Del. Chris Pritt has introduced House Bill 2333, the “Legal Tender Act.” This measure would establish gold and silver as legal tender in West Virginia, as well as create a nonrefundable tax credit for the use gold and silver in West Virginia on state taxes.
Arizona, Utah, and Wyoming have enacted similar measures into law. Idaho has considered this measure recently and a similar measure is expected to be heard before the Oklahoma legislature this year.
In recent decades, monetary gold and silver -- and dollars redeemable in gold and silver -- have been supplanted by the Federal Reserve Note as America’s currency. However, an increasing number of West Virginia citizens are realizing that holding gold and/or silver as a form of savings can help protect against the ongoing devaluation of the Federal Reserve Note.
Here are a few reasons why slapping an income tax on the monetary metals is wrong:
- Current West Virginia law assesses taxes on imaginary gains. Under current law, a taxpayer who sells precious metals may end up with a capital “gain” in terms of Federal Reserve Notes. This capital “gain” is not necessarily a real gain, it’s often a nominal gain that results from the inflation created by the Federal Reserve and the attendant decline in the dollar’s purchasing power.
Yet this nominal gain is taxed at the federal level – and, because West Virginia uses federal adjusted gross income (AGI) as a starting point for West Virginia income calculations, this nominal gain is taxed again by the Mountain State.
- Inflation harms the poorest among us.

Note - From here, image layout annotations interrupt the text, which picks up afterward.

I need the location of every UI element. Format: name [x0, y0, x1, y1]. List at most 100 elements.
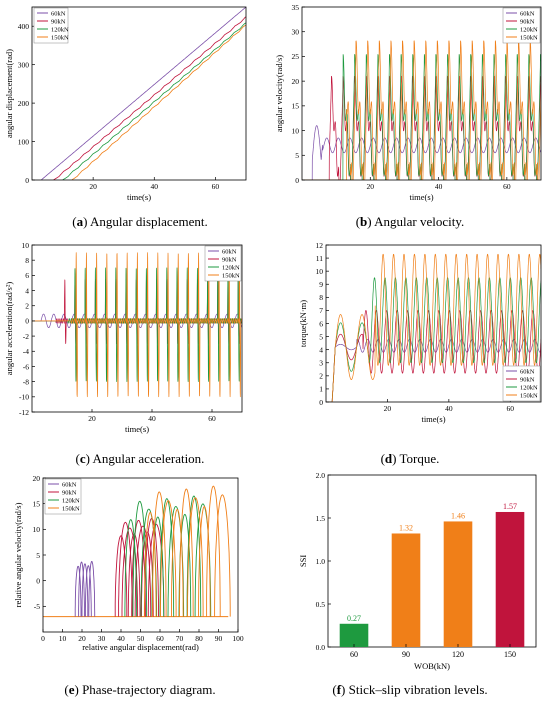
caption-a: (a) Angular displacement.: [72, 214, 208, 229]
series-line-120kN: [326, 277, 541, 402]
caption-c: (c) Angular acceleration.: [75, 451, 205, 466]
y-tick-label: -10: [19, 393, 29, 402]
trajectory-loop-60kN: [84, 565, 92, 617]
y-tick-label: 8: [319, 293, 323, 302]
legend-label: 60kN: [62, 481, 77, 488]
x-tick-label: 40: [117, 634, 125, 643]
plot-area: [43, 485, 231, 618]
legend-label: 90kN: [62, 489, 77, 496]
x-axis-label: time(s): [421, 414, 445, 424]
y-tick-label: 35: [292, 3, 300, 12]
y-tick-label: 4: [25, 286, 29, 295]
legend-label: 120kN: [222, 264, 240, 271]
bar-150: [495, 511, 525, 647]
series-group: [302, 40, 541, 180]
y-tick-label: 6: [25, 271, 29, 280]
y-tick-label: 7: [319, 306, 323, 315]
y-tick-label: -2: [23, 332, 29, 341]
x-tick-label: 40: [445, 404, 453, 413]
y-tick-label: 1.5: [316, 514, 326, 523]
x-tick-label: 20: [78, 634, 86, 643]
series-line-60kN: [302, 125, 541, 180]
x-tick-label: 120: [452, 650, 464, 659]
trajectory-loop-150kN: [143, 511, 157, 617]
series-line-150kN: [32, 252, 242, 398]
y-tick-label: 100: [18, 137, 30, 146]
x-tick-label: 60: [350, 650, 358, 659]
y-tick-label: 6: [319, 319, 323, 328]
series-line-150kN: [326, 253, 541, 402]
bar-120: [443, 521, 473, 647]
legend-label: 120kN: [51, 26, 69, 33]
y-tick-label: -5: [34, 602, 40, 611]
plot-area: [40, 7, 246, 180]
x-tick-label: 60: [212, 182, 220, 191]
trajectory-loop-90kN: [131, 519, 146, 617]
y-tick-label: 0: [25, 176, 29, 185]
series-group: [326, 253, 541, 402]
y-tick-label: 5: [36, 551, 40, 560]
plot-area: [302, 40, 541, 180]
y-tick-label: 8: [25, 256, 29, 265]
legend-label: 150kN: [62, 505, 80, 512]
y-tick-label: 9: [319, 280, 323, 289]
bar-90: [391, 533, 421, 647]
bar-value-label: 1.32: [399, 523, 413, 532]
x-tick-label: 60: [156, 634, 164, 643]
y-tick-label: 10: [316, 267, 324, 276]
x-tick-label: 60: [503, 182, 511, 191]
y-tick-label: 0.0: [316, 643, 326, 652]
series-line-150kN: [71, 24, 246, 180]
series-line-150kN: [302, 40, 541, 180]
y-tick-label: 2.0: [316, 471, 326, 480]
x-tick-label: 40: [435, 182, 443, 191]
y-tick-label: 20: [292, 77, 300, 86]
trajectory-loop-60kN: [74, 565, 82, 617]
bar-value-label: 0.27: [347, 614, 361, 623]
y-tick-label: -12: [19, 408, 29, 417]
y-axis-label: angular displacement(rad): [4, 49, 14, 138]
y-tick-label: -8: [23, 377, 29, 386]
legend-label: 90kN: [222, 256, 237, 263]
trajectory-loop-150kN: [187, 497, 204, 617]
y-tick-label: 25: [292, 52, 300, 61]
legend-label: 150kN: [520, 34, 538, 41]
x-tick-label: 30: [98, 634, 106, 643]
x-tick-label: 0: [41, 634, 45, 643]
trajectory-loop-150kN: [151, 491, 167, 617]
y-tick-label: 5: [295, 151, 299, 160]
plot-frame: [31, 244, 243, 413]
y-tick-label: 12: [316, 241, 324, 250]
y-tick-label: 10: [22, 241, 30, 250]
x-tick-label: 20: [88, 414, 96, 423]
x-tick-label: 60: [507, 404, 515, 413]
legend-label: 90kN: [51, 18, 66, 25]
trajectory-loop-120kN: [124, 519, 138, 617]
y-tick-label: 1.0: [316, 557, 326, 566]
series-group: [40, 7, 246, 180]
y-tick-label: 0.5: [316, 600, 326, 609]
legend-label: 120kN: [62, 497, 80, 504]
trajectory-loop-150kN: [179, 488, 194, 617]
y-tick-label: 15: [33, 499, 41, 508]
x-tick-label: 90: [215, 634, 223, 643]
series-line-120kN: [62, 22, 246, 180]
plot-area: [32, 252, 242, 398]
legend-label: 90kN: [520, 376, 535, 383]
y-tick-label: 4: [319, 345, 323, 354]
y-tick-label: 2: [319, 372, 323, 381]
legend-label: 90kN: [520, 18, 535, 25]
legend-label: 60kN: [51, 10, 66, 17]
trajectory-loop-90kN: [114, 535, 128, 617]
y-axis-label: SSI: [298, 555, 308, 567]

Inflation is a regressive tax. The hardest hit are wage earners, savers, and pensioners on fixed incomes – as well as those who own few or no tangible assets.
- Taxing imaginary gains is harmful to citizens attempting to protect their assets. Investments in precious metals coins and bullion are rightly exempt from West Virginia sales tax. Neutralizing West Virginia income tax treatment of the monetary metals would remove the last major disincentive in the state that stands against the ownership and use of the monetary metals.
The Sound Money Defense League strongly supports this measure and is actively working with lawmakers in West Virginia to support House Bill 2333.
South Carolina, Mississippi, Missouri, Alaska, and Alabama are just a few of the other states fighting their own sound money battles in 2023.